La disfatta dell’Opera
«E’ evidente che è in corso un attacco a tutte le formazioni lirico-sinfoniche, che sta portando il livello culturale di questo paese al suo minimo storico, sfasciando quelle che sono le poche eccellenze di identità culturale che ci sono rimaste». Non usa mezzi termini Lorella Pieralli, mezzosoprano del Coro del Teatro dell’Opera di Roma, e sindacalista della Fials, uno dei soggetti sindacali che stanno lottando per non far perdere il posto di lavoro ai dipendenti del teatro.
Riassunto delle puntate precedenti: il 2 ottobre il consiglio di amministrazione del Teatro dell’Opera di Roma, presieduto dal sindaco Ignazio Marino, ha approvato una procedura per fare in modo che orchestra e coro siano esternalizzati con il conseguente licenziamento degli artisti, assunti e stabilizzati tramite un durissimo concorso internazionale. La decisione è arrivata dopo mesi di crisi, che ha portato lo scorso 14 settembre alla rinuncia da parte di Riccardo Muti di ogni suo impegno per dirigere l’Aida e le altre opere in cartellone.
Ciliegina sulla torta, l’11 ottobre, nel giorno delle celebrazioni verdiane, il teatro è stato affittato da una grande casa di moda per una festa che ha trasformato il tempio dell’opera in una discoteca con tanto di dj, cubisti, e luci psichedeliche. Un vero e proprio sciacallaggio.
Dott.ssa Pieralli, si è detto che la decisione del Cda sia dovuta soprattutto a un buco economico che non si riesce a risanare.
«Il discorso economico è complicato: le fondazioni sinfoniche italiane sono tutte in rosso, e se vogliamo dire la verità la fondazione del Teatro La Scala di Milano, ad esempio, è più in rosso di noi. Bisogna capire la differenza tra quello che è il debito strutturale storico e i bilanci annuali. Mentre questi ultimi sono in pareggio da oltre 12 anni, le fondazioni hanno accumulato un debito strutturale precedente, che lo stato non può più colmare. Ora è vero che se c’è un debito ci saranno delle cause che vanno estirpate, ma alla fine perché ci devono rimettere sempre i lavoratori?»

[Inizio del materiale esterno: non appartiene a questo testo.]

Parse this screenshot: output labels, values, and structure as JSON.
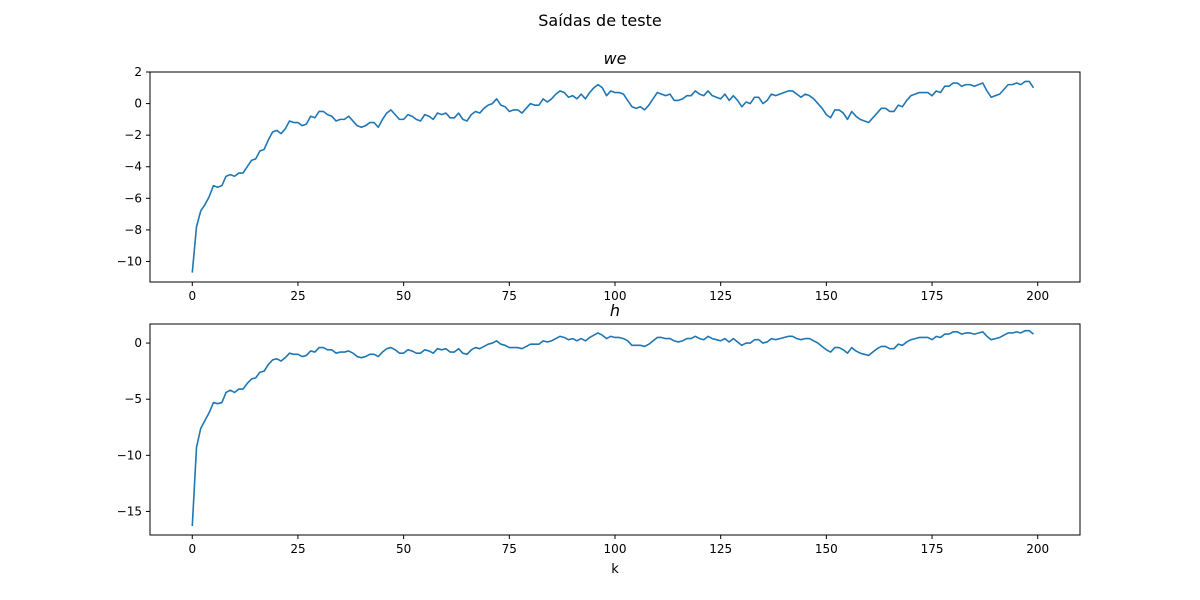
{
  "figure": {
    "suptitle": "Saídas de teste"
  },
  "chart_data": [
    {
      "type": "line",
      "title": "we",
      "xlabel": "",
      "ylabel": "",
      "xlim": [
        -10,
        210
      ],
      "ylim": [
        -11.3,
        2.0
      ],
      "xticks": [
        0,
        25,
        50,
        75,
        100,
        125,
        150,
        175,
        200
      ],
      "yticks": [
        -10,
        -8,
        -6,
        -4,
        -2,
        0,
        2
      ],
      "grid": false,
      "color": "#1f77b4",
      "series": [
        {
          "x_start": 0,
          "x_step": 1,
          "values": [
            -10.7,
            -7.8,
            -6.8,
            -6.4,
            -5.9,
            -5.2,
            -5.3,
            -5.2,
            -4.6,
            -4.5,
            -4.6,
            -4.4,
            -4.4,
            -4.0,
            -3.6,
            -3.5,
            -3.0,
            -2.9,
            -2.3,
            -1.8,
            -1.7,
            -1.9,
            -1.6,
            -1.1,
            -1.2,
            -1.2,
            -1.4,
            -1.3,
            -0.8,
            -0.9,
            -0.5,
            -0.5,
            -0.7,
            -0.8,
            -1.1,
            -1.0,
            -1.0,
            -0.8,
            -1.1,
            -1.4,
            -1.5,
            -1.4,
            -1.2,
            -1.2,
            -1.5,
            -1.0,
            -0.6,
            -0.4,
            -0.7,
            -1.0,
            -1.0,
            -0.7,
            -0.8,
            -1.0,
            -1.1,
            -0.7,
            -0.8,
            -1.0,
            -0.6,
            -0.7,
            -0.6,
            -0.9,
            -0.9,
            -0.6,
            -1.0,
            -1.1,
            -0.7,
            -0.5,
            -0.6,
            -0.3,
            -0.1,
            0.0,
            0.3,
            -0.1,
            -0.2,
            -0.5,
            -0.4,
            -0.4,
            -0.6,
            -0.3,
            0.0,
            -0.1,
            -0.1,
            0.3,
            0.1,
            0.3,
            0.6,
            0.8,
            0.7,
            0.4,
            0.5,
            0.3,
            0.6,
            0.3,
            0.7,
            1.0,
            1.2,
            1.0,
            0.5,
            0.8,
            0.7,
            0.7,
            0.6,
            0.2,
            -0.2,
            -0.3,
            -0.2,
            -0.4,
            -0.1,
            0.3,
            0.7,
            0.6,
            0.5,
            0.6,
            0.2,
            0.2,
            0.3,
            0.5,
            0.5,
            0.8,
            0.6,
            0.5,
            0.8,
            0.5,
            0.4,
            0.3,
            0.6,
            0.2,
            0.5,
            0.2,
            -0.2,
            0.1,
            0.0,
            0.4,
            0.4,
            0.0,
            0.2,
            0.6,
            0.5,
            0.6,
            0.7,
            0.8,
            0.8,
            0.6,
            0.4,
            0.6,
            0.5,
            0.3,
            0.0,
            -0.3,
            -0.7,
            -0.9,
            -0.4,
            -0.4,
            -0.6,
            -1.0,
            -0.5,
            -0.8,
            -1.0,
            -1.1,
            -1.2,
            -0.9,
            -0.6,
            -0.3,
            -0.3,
            -0.5,
            -0.5,
            -0.1,
            -0.2,
            0.2,
            0.5,
            0.6,
            0.7,
            0.7,
            0.7,
            0.5,
            0.8,
            0.7,
            1.1,
            1.1,
            1.3,
            1.3,
            1.1,
            1.2,
            1.2,
            1.1,
            1.2,
            1.3,
            0.8,
            0.4,
            0.5,
            0.6,
            0.9,
            1.2,
            1.2,
            1.3,
            1.2,
            1.4,
            1.4,
            1.0
          ]
        }
      ]
    },
    {
      "type": "line",
      "title": "h",
      "xlabel": "k",
      "ylabel": "",
      "xlim": [
        -10,
        210
      ],
      "ylim": [
        -17.1,
        1.7
      ],
      "xticks": [
        0,
        25,
        50,
        75,
        100,
        125,
        150,
        175,
        200
      ],
      "yticks": [
        -15,
        -10,
        -5,
        0
      ],
      "grid": false,
      "color": "#1f77b4",
      "series": [
        {
          "x_start": 0,
          "x_step": 1,
          "values": [
            -16.3,
            -9.3,
            -7.6,
            -6.9,
            -6.2,
            -5.3,
            -5.4,
            -5.3,
            -4.4,
            -4.2,
            -4.4,
            -4.1,
            -4.1,
            -3.6,
            -3.2,
            -3.1,
            -2.6,
            -2.5,
            -1.9,
            -1.5,
            -1.4,
            -1.6,
            -1.3,
            -0.9,
            -1.0,
            -1.0,
            -1.2,
            -1.1,
            -0.7,
            -0.8,
            -0.4,
            -0.4,
            -0.6,
            -0.6,
            -0.9,
            -0.8,
            -0.8,
            -0.7,
            -0.9,
            -1.2,
            -1.3,
            -1.2,
            -1.0,
            -1.0,
            -1.2,
            -0.8,
            -0.5,
            -0.4,
            -0.6,
            -0.9,
            -0.9,
            -0.6,
            -0.7,
            -0.9,
            -0.9,
            -0.6,
            -0.7,
            -0.9,
            -0.5,
            -0.6,
            -0.5,
            -0.8,
            -0.8,
            -0.5,
            -0.9,
            -1.0,
            -0.6,
            -0.4,
            -0.5,
            -0.3,
            -0.1,
            0.0,
            0.2,
            -0.1,
            -0.2,
            -0.4,
            -0.4,
            -0.4,
            -0.5,
            -0.3,
            -0.1,
            -0.1,
            -0.1,
            0.2,
            0.1,
            0.2,
            0.4,
            0.6,
            0.5,
            0.3,
            0.4,
            0.2,
            0.4,
            0.2,
            0.5,
            0.7,
            0.9,
            0.7,
            0.4,
            0.6,
            0.5,
            0.5,
            0.4,
            0.2,
            -0.2,
            -0.2,
            -0.2,
            -0.3,
            -0.1,
            0.2,
            0.5,
            0.5,
            0.4,
            0.4,
            0.2,
            0.1,
            0.2,
            0.4,
            0.4,
            0.6,
            0.4,
            0.3,
            0.6,
            0.4,
            0.3,
            0.2,
            0.4,
            0.1,
            0.4,
            0.1,
            -0.2,
            0.0,
            0.0,
            0.3,
            0.3,
            0.0,
            0.1,
            0.4,
            0.3,
            0.4,
            0.5,
            0.6,
            0.6,
            0.4,
            0.3,
            0.4,
            0.4,
            0.2,
            0.0,
            -0.3,
            -0.6,
            -0.8,
            -0.4,
            -0.4,
            -0.6,
            -0.9,
            -0.4,
            -0.7,
            -0.9,
            -1.0,
            -1.1,
            -0.8,
            -0.5,
            -0.3,
            -0.3,
            -0.5,
            -0.5,
            -0.1,
            -0.2,
            0.1,
            0.3,
            0.4,
            0.5,
            0.5,
            0.5,
            0.3,
            0.6,
            0.5,
            0.8,
            0.8,
            1.0,
            1.0,
            0.8,
            0.9,
            0.9,
            0.8,
            0.9,
            1.0,
            0.6,
            0.3,
            0.4,
            0.5,
            0.7,
            0.9,
            0.9,
            1.0,
            0.9,
            1.1,
            1.1,
            0.8
          ]
        }
      ]
    }
  ]
}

Dicono che siete dei privilegiati…
«Assolutamente no: un corista prende 1700-1800 Euro al mese per 14 mensilità, un orchestrale sui 2100. Stipendi certamente non da fame per i tempi che corrono, ma ai quali corrisponde un lavoro enorme che facciamo per molte ore al giorno, per 320 giorni l’anno, in teatro o a casa. Teniamo inoltre conto che l’acquisto e la manutenzione dello strumento, che è il mezzo di lavoro, sono a carico dell’artista: e i costi sono elevati, infatti alcuni arrivano a contrarre dei mutui per onorare queste spese… insomma, sono soldi sudati».
Perché non è possibile utilizzare i fondi stanziati dalla Legge Bray?
«La cosiddetta Legge Bray (il decreto-legge 91/2013 chiamato Valore cultura, nda) è stata pensata proprio per coprire i buchi di bilancio e innestare un processo virtuoso per gli enti culturali, ma è stata una legge in gran parte inattuata. Il ministro Franceschini inoltre, che è succeduto a Bray, ha stabilito che i bonus per la defiscalizzazione previsti dalla legge siano erogabili solo per i monumenti, ma non per gli spettacoli dal vivo».
In realtà per accedere ai fondi è necessario un piano di ristrutturazione aziendale che è stato presentato dal vostro nuovo sovrintendente, e che alcune sigle sindacali, fra cui la FIALS, non hanno sottoscritto. Perché?
«Ci sono strategie e sensibilità diverse anche tra i sindacati: noi abbiamo ritenuto quel piano incompleto e poco credibile, poiché manca di informazioni fondamentali prescritte dalla stessa legge e che sono state omesse; purtroppo i fatti dimostrano ora che la nostra diffidenza era più che giustificata: non si chiariva quale fosse il numero di lavoratori necessari alla struttura del teatro per la produzione. La risposta è stata data nel modo che ora è sotto gli occhi di tutti. Licenziati!»
L’impressione quindi è che si salvi solo la betoniera?
«Io penso che con la legge Franceschini si sia voluta dare una priorità alla ristrutturazione di monumenti e creare un circolo virtuoso soprattutto per l’edilizia. Niente di male, ma questo non può avvenire a scapito della cultura: è chiaro che la cultura rende meno rispetto al mattone, ma allora dove vogliamo portare il nostro paese?»
Il Teatro dell’Opera solo pochi mesi fa era alla ribalta dei maggiori palcoscenici mondiali…
«Abbiamo portato in alto il nome e l’onore dell’Italia nel mondo, portando in scena il Nabucco e il Simon Boccanegra, entrambi di Giuseppe Verdi, al Bunka Kaikan di Tokyo. Il maestro Muti in quell’occasione ci ha detto che siamouno dei migliori teatri al mondo nel rappresentare l'identità della cultura italiana. E ci ha ricordato che tra le caratteristiche importanti dell'Italia e di Roma c'è proprio il Teatro dell'Opera. E l'Italia nel mondo ha un significato profondo soprattutto attraverso l'opera e l'opera italiana, che ci rappresenta ovunque. E non si può raggiungere l’eccellenza delle prestazioni artistiche con musicisti che vanno e vengono. Ci vuole un gruppo affiatato, che abbia la tranquillità di lavorare, con la stabilità del personale artistico che favorisce lo sviluppo del talento».
Lei parla come se dietro ci fosse altro, rispetto al problema economico.
«Non sono l’unica a pensarla così. Ho l’impressione ci sia un disegno molto potente e ampio, che mira a eliminare le occasioni di una fruizione comune e comunitaria della cultura in Italia, per lasciare spazio ad altri modelli culturali che vanno più d’accordo con le esigenze del mercato e del consumo. Mi creda, non è solo un problema di soldi, fosse solo per quello un accordo si sarebbe già trovato».